Het productschap beheert ten behoeve van de identificatie en registratie van pluimveebedrijven en pluimveeverplaatsingen een elektronische databank: het Koppel Informatiesysteem Pluimvee (KIP).
2.
Met de registratie van pluimveebedrijven en pluimveeverplaatsingen in het KIP worden gegevens verzameld die nodig zijn voor de goede vervulling van de taak van het productschap. 4. MELDEN VERPLAATSINGEN PLUIMVEE
Artikel 4 1.
De ondernemer die 250 of meer stuks pluimvee houdt of handelt in pluimvee, draagt er voor zorg dat elke verplaatsing van pluimvee, andere dan duiven, ganzen, kwartels, fazanten, patrijzen en loopvogels, binnen onderscheidenlijk van en naar zijn pluimveebedrijf, ter registratie in het KIP wordt gemeld aan het productschap.
2.
Nadat de melding als bedoeld in eerste lid is geregistreerd in het KIP, en bij de terugmelding van het productschap blijkt dat de verplaatsingsgegevens niet overeen komen, draagt de ondernemer als bedoeld in het eerste lid, er voor zorg dat de gecorrigeerde gegevens worden gemeld bij het productschap.
3.
De ondernemer als bedoeld in het eerste lid, draagt er voor zorg dat de gegevens die ingevolge deze verordening worden gemeld aan het productschap, volledig, juist en naar waarheid zijn.
4.
Bij de in het eerste lid bedoelde melding doet de ondernemer opgave van de volgende gegevens: Gegevens verzender / ontvanger: a.
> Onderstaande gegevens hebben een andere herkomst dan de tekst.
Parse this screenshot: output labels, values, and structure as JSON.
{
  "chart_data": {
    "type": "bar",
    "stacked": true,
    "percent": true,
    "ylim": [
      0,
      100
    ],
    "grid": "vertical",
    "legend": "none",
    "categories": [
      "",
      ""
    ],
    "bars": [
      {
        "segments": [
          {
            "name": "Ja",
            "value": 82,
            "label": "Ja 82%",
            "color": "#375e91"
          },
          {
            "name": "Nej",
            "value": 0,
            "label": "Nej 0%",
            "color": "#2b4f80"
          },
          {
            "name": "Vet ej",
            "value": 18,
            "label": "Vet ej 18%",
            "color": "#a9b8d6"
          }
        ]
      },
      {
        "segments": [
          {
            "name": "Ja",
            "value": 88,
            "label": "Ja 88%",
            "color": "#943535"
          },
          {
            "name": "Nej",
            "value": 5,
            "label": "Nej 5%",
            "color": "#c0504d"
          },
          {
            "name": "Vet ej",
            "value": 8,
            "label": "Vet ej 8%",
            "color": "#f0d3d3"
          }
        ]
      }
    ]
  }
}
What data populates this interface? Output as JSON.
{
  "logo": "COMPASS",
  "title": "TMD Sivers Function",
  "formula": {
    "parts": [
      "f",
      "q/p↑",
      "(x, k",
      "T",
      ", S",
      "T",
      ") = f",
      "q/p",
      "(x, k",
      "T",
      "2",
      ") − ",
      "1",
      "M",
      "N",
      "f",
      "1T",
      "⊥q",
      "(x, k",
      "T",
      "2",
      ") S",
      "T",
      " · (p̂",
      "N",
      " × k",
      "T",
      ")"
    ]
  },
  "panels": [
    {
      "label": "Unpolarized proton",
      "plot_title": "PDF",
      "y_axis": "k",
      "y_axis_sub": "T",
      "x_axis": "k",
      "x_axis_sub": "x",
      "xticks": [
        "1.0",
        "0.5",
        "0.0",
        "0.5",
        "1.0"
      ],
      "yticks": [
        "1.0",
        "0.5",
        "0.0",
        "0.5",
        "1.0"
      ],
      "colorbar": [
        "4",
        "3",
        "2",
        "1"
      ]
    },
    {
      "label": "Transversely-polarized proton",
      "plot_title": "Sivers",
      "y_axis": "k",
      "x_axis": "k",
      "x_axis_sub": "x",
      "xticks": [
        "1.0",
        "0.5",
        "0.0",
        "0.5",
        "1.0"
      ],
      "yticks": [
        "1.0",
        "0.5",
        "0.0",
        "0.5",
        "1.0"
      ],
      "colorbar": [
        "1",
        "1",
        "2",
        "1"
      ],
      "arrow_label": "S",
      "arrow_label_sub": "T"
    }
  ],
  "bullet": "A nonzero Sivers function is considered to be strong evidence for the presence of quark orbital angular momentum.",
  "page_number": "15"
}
KIPnummer van verzender en ontvanger; b. Stalnummers van herkomst en bestemming, voor zover de herkomst respectievelijk de bestemming een pluimveebedrijf in Nederland betreft; Verplaatsingsgegevens: c. Verplaatsingstype (aanvoer – opzet, aanvoer – bijplaatsing, interne of externe overplaatsing, afvoer – uitladen of afvoer – wegladen); d. Verplaatsingsdatum; Ouderdiergegevens: e. KIPnummer pluimveebedrijven ouderdieren; Pluimveegegevens: f. Aantal geplaatste dieren (hennen, hanen, ongesext); g. Geboortedatum van de geplaatste dieren; h. Soort; i. Categorie; j. Type; k. Ras; l. Houderijsysteem.
4
5.
Indien de in het eerste lid bedoelde melding betrekking heeft op de aanvoer van een groep pluimvee, andere dan duiven, ganzen, kwartels, fazanten, patrijzen en loopvogels, afkomstig uit een lidstaat of een derde land, wordt tevens opgave gedaan van het land van herkomst.
6.
Indien de in het eerste lid bedoelde melding betrekking heeft op de afvoer van een groep pluimvee, andere dan duiven, ganzen, kwartels, fazanten, patrijzen en loopvogels, naar een lidstaat of een derde land, wordt tevens opgave gedaan van het land van bestemming.
7.
Indien de in het eerste lid bedoelde melding betrekking heeft op een groep pluimvee, andere dan duiven, ganzen, kwartels, fazanten, patrijzen en loopvogels, dat meer dan één productieperiode wordt ingezet, wordt tevens opgave gedaan van de datum van het begin van de nieuwe productieperiode, zijnde de startdatum van de ruiperiode.
8.
De termijn waarbinnen de ondernemer ervoor zorg draagt dat aan de meldingsverplichting als bedoeld in het eerste lid en het tweede lid wordt voldaan, bedraagt 5 werkdagen te rekenen vanaf de dag na de dag van de verplaatsingsdatum respectievelijk de dag na de dag van terugmelding.
9.
Het bestuur kan bij besluit nadere regels vaststellen omtrent de wijze van melding door de ondernemer, als bedoeld in het eerste lid. Het besluit wordt gepubliceerd in het Verordeningenblad Bedrijfsorganisatie. 5. WIJZIGING GEGEVENS
Artikel 5 1.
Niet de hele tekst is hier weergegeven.